Онемев от изумления, она смотрит на него и тихо говорит:
– Послушай, ты и вправду сеешь смерть.
– Ты ничего не сделала?
– Молчи. Сиди тихо. Мне теперь все ясно. Ты и есть не кто иной, как сама Смерть. Ты не просто пустое место, ты хуже, чем пустое место. Ты даже не крыса, от тебя не воняет, потому что и вонять-то нечему.

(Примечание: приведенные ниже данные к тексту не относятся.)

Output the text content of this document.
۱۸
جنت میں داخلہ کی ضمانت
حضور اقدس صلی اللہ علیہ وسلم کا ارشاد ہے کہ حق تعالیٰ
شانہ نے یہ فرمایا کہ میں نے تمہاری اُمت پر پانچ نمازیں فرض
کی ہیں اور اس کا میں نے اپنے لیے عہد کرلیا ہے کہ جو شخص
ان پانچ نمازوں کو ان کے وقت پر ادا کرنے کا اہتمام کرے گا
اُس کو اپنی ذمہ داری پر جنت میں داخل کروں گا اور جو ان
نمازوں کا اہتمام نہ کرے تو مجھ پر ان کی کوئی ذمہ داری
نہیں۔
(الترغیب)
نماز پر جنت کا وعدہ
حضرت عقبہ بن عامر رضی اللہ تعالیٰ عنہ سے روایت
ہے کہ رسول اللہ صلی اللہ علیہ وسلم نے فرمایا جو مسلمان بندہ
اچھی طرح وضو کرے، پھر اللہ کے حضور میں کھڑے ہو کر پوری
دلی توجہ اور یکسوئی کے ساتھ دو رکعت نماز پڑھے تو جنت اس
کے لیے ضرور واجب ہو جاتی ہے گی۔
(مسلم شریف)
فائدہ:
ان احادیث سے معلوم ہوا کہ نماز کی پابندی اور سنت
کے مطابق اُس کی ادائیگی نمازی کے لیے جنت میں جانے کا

– Успокойся, я ничего не сделал. Когда это случилось, я шел к тебе.
– Вот именно, ты ничего не делаешь. Ты просто бродишь повсюду с поцелуем смерти на устах. Убирайся. Честное слово. Кролик, от одного твоего вида меня уже тошнит. – Самая искренность этих слов отнимает у нее все силы, и она хватается за спинку стула – одного из тех стульев, сидя на которых они ели, – и перегибается через нее, широко раскрыв глаза и рот.

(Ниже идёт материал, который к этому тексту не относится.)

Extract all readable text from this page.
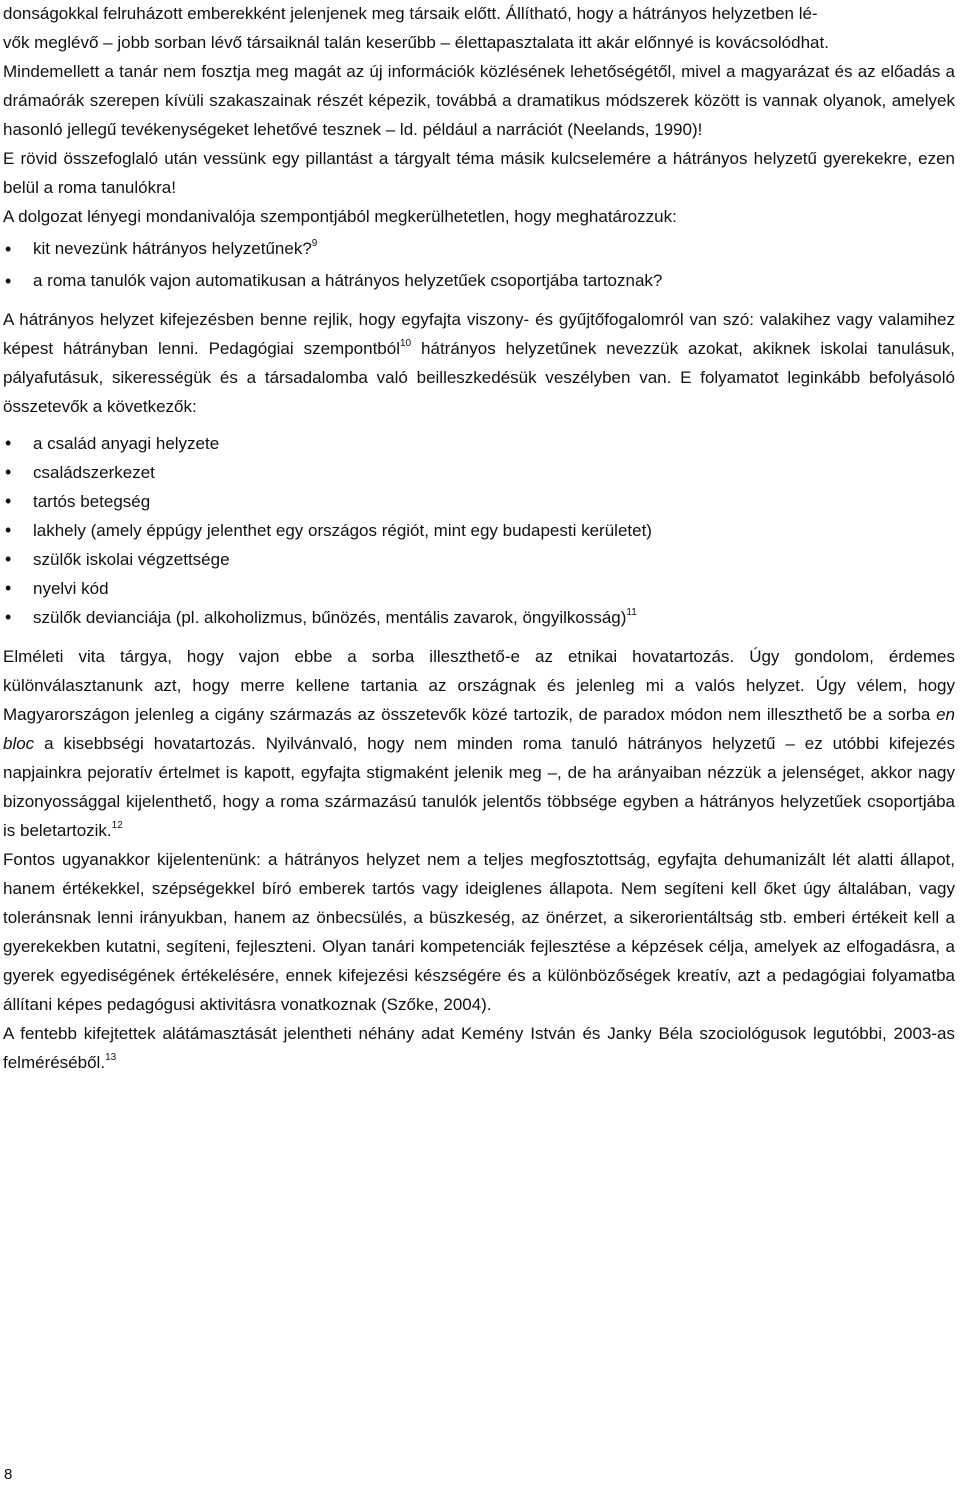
donságokkal felruházott emberekként jelenjenek meg társaik előtt. Állítható, hogy a hátrányos helyzetben lé-
vők meglévő – jobb sorban lévő társaiknál talán keserűbb – élettapasztalata itt akár előnnyé is kovácsolódhat.

Mindemellett a tanár nem fosztja meg magát az új információk közlésének lehetőségétől, mivel a magyarázat és az előadás a drámaórák szerepen kívüli szakaszainak részét képezik, továbbá a dramatikus módszerek között is vannak olyanok, amelyek hasonló jellegű tevékenységeket lehetővé tesznek – ld. például a narrációt (Neelands, 1990)!

E rövid összefoglaló után vessünk egy pillantást a tárgyalt téma másik kulcselemére a hátrányos helyzetű gyerekekre, ezen belül a roma tanulókra!

A dolgozat lényegi mondanivalója szempontjából megkerülhetetlen, hogy meghatározzuk:

• kit nevezünk hátrányos helyzetűnek?$^9$
• a roma tanulók vajon automatikusan a hátrányos helyzetűek csoportjába tartoznak?

A hátrányos helyzet kifejezésben benne rejlik, hogy egyfajta viszony- és gyűjtőfogalomról van szó: valakihez vagy valamihez képest hátrányban lenni. Pedagógiai szempontból$^{10}$ hátrányos helyzetűnek nevezzük azokat, akiknek iskolai tanulásuk, pályafutásuk, sikerességük és a társadalomba való beilleszkedésük veszélyben van. E folyamatot leginkább befolyásoló összetevők a következők:

• a család anyagi helyzete
• családszerkezet
• tartós betegség
• lakhely (amely éppúgy jelenthet egy országos régiót, mint egy budapesti kerületet)
• szülők iskolai végzettsége
• nyelvi kód
• szülők devianciája (pl. alkoholizmus, bűnözés, mentális zavarok, öngyilkosság)$^{11}$

Elméleti vita tárgya, hogy vajon ebbe a sorba illeszthető-e az etnikai hovatartozás. Úgy gondolom, érdemes különválasztanunk azt, hogy merre kellene tartania az országnak és jelenleg mi a valós helyzet. Úgy vélem, hogy Magyarországon jelenleg a cigány származás az összetevők közé tartozik, de paradox módon nem illeszthető be a sorba en bloc a kisebbségi hovatartozás. Nyilvánvaló, hogy nem minden roma tanuló hátrányos helyzetű – ez utóbbi kifejezés napjainkra pejoratív értelmet is kapott, egyfajta stigmaként jelenik meg –, de ha arányaiban nézzük a jelenséget, akkor nagy bizonyossággal kijelenthető, hogy a roma származású tanulók jelentős többsége egyben a hátrányos helyzetűek csoportjába is beletartozik.$^{12}$

Fontos ugyanakkor kijelentenünk: a hátrányos helyzet nem a teljes megfosztottság, egyfajta dehumanizált lét alatti állapot, hanem értékekkel, szépségekkel bíró emberek tartós vagy ideiglenes állapota. Nem segíteni kell őket úgy általában, vagy toleránsnak lenni irányukban, hanem az önbecsülés, a büszkeség, az önérzet, a sikerorientáltság stb. emberi értékeit kell a gyerekekben kutatni, segíteni, fejleszteni. Olyan tanári kompetenciák fejlesztése a képzések célja, amelyek az elfogadásra, a gyerek egyediségének értékelésére, ennek kifejezési készségére és a különbözőségek kreatív, azt a pedagógiai folyamatba állítani képes pedagógusi aktivitásra vonatkoznak (Szőke, 2004).

A fentebb kifejtettek alátámasztását jelentheti néhány adat Kemény István és Janky Béla szociológusok legutóbbi, 2003-as felméréséből.$^{13}$

8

Кролик, который всегда гордился тем, что аккуратно одет, и всегда думал, что на него приятно смотреть, краснеет от этой искренности. Он рассчитывал, что он опять почувствует себя здесь господином, что опять возьмет над нею верх, но просчитался. Он смотрит на большие белые полумесяцы у себя на ногтях. Внезапное ощущение действительности парализует ему руки и ноги; его ребенок действительно умер, его песенка действительно спета, эту женщину действительно от него тошнит. Осознав это, он хочет получить все сполна, хочет, чтоб его окончательно приперли к стенке, и без обиняков спрашивает:
– Ты сделала аборт?
Ее передергивает, и она хрипло отвечает:
– А ты как думал?
Он закрывает глаза и, чувствуя, как шероховатая обивка подлокотников царапает ему кончики пальцев, молит: Боже, Боже милосердный, нет, не забирай этого, Ты взял одного, так даруй этому жизнь! Грязный нож поворачивается в запутанной тьме у него внутри. Открыв глаза, он по ее развязной позе видит, что она задалась целью его помучить.

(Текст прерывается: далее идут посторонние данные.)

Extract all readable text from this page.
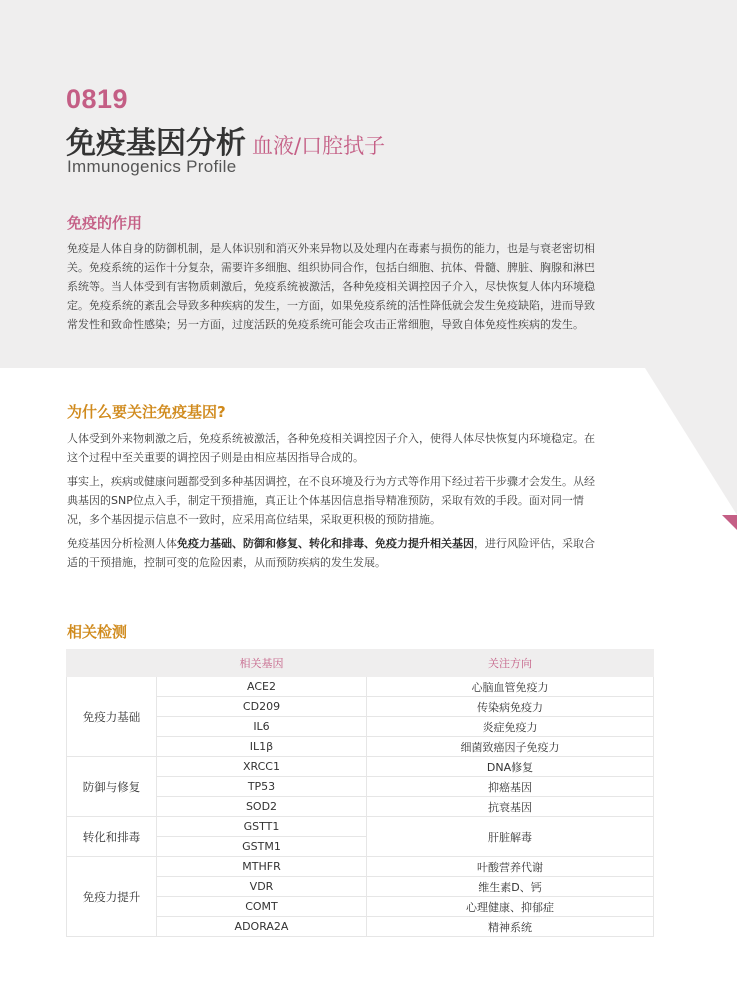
0819
免疫基因分析 血液/口腔拭子
Immunogenics Profile
免疫的作用

免疫是人体自身的防御机制，是人体识别和消灭外来异物以及处理内在毒素与损伤的能力，也是与衰老密切相
关。免疫系统的运作十分复杂，需要许多细胞、组织协同合作，包括白细胞、抗体、骨髓、脾脏、胸腺和淋巴
系统等。当人体受到有害物质刺激后，免疫系统被激活，各种免疫相关调控因子介入，尽快恢复人体内环境稳
定。免疫系统的紊乱会导致多种疾病的发生，一方面，如果免疫系统的活性降低就会发生免疫缺陷，进而导致
常发性和致命性感染；另一方面，过度活跃的免疫系统可能会攻击正常细胞，导致自体免疫性疾病的发生。

为什么要关注免疫基因?

人体受到外来物刺激之后，免疫系统被激活，各种免疫相关调控因子介入，使得人体尽快恢复内环境稳定。在
这个过程中至关重要的调控因子则是由相应基因指导合成的。

事实上，疾病或健康问题都受到多种基因调控，在不良环境及行为方式等作用下经过若干步骤才会发生。从经
典基因的SNP位点入手，制定干预措施，真正让个体基因信息指导精准预防，采取有效的手段。面对同一情
况，多个基因提示信息不一致时，应采用高位结果，采取更积极的预防措施。

免疫基因分析检测人体免疫力基础、防御和修复、转化和排毒、免疫力提升相关基因，进行风险评估，采取合
适的干预措施，控制可变的危险因素，从而预防疾病的发生发展。

相关检测
	相关基因	关注方向
免疫力基础	ACE2	心脑血管免疫力
	CD209	传染病免疫力
	IL6	炎症免疫力
	IL1β	细菌致癌因子免疫力
防御与修复	XRCC1	DNA修复
	TP53	抑癌基因
	SOD2	抗衰基因
转化和排毒	GSTT1	肝脏解毒
	GSTM1	
免疫力提升	MTHFR	叶酸营养代谢
	VDR	维生素D、钙
	COMT	心理健康、抑郁症
	ADORA2A	精神系统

– Не сделала? – с надеждой в голосе спрашивает он.
Смутная тень пробегает по ее лицу.
– Нет, – говорит она. – Нет. Надо, но я все время откладываю. Я не хочу.
Он вскакивает, охватывает ее обеими руками, не сжимая в объятиях, а словно заключая в магическое кольцо, и хотя от его прикосновения она вздрагивает и отворачивает голову на мускулистой белой шее, к нему возвращается чувство, что он снова взял над нею верх.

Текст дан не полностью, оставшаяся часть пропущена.